The Fed's model shows that the recession probability peaked during the October 2007 to April 2008 period at around 35-40%, and has been declining since then in almost every month. For August 2010, the recession probability is only 0.08% and by a year from now in August of next year the recession probability is slightly higher, but only 0.61% (about 6/10 of 1%). According to the NY Fed Treasury Spread model, the chances of a double-dip recession through the middle of next year are essentially zero.
Econometricians who simply look at the correlation between low short-term rates versus long-rates and a boom economy, without understanding the underlying dynamics, set themselves up for embarrassing forecasts that have little contact with reality.
The current environment is such an environment. Short-term rates are below long-term rates BUT the banks aren't lending the short-term money out. They are putting the funds on deposit at the Fed as excess reserves. There is a trillion plus in excess reserves. That money is not in the system bidding up prices. Thus, the NY Fed is way, way off on its forecast that there is zero chance of a 2011 recession. If the current situation holds, we will likely have a recession. It would take Bernanke to increase money growth, fairly soon, at a annualized double digit rate to halt a second down leg.

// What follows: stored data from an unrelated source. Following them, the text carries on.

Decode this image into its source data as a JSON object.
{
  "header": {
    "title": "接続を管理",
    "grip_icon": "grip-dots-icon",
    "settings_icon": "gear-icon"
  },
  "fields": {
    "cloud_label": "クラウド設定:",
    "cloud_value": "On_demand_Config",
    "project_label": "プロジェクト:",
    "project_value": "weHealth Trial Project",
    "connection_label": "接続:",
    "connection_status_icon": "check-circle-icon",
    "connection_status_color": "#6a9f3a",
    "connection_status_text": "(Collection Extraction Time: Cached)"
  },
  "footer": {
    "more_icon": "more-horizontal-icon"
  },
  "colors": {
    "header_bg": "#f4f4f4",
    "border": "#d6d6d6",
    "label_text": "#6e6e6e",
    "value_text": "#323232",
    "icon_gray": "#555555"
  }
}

I am really not impressed at all with the work coming out of the NY Fed. The Fed economists are off on this very simple concept, just as they were off on their absurd argument that there was no housing bubble. These guys are somewhere between mental midgets and guys who are intimidated into using no balls faulty analysis that most others are using.
It's a damn good reason to close down the entire NY Fed research department (Along, of course, with the rest of the Fed).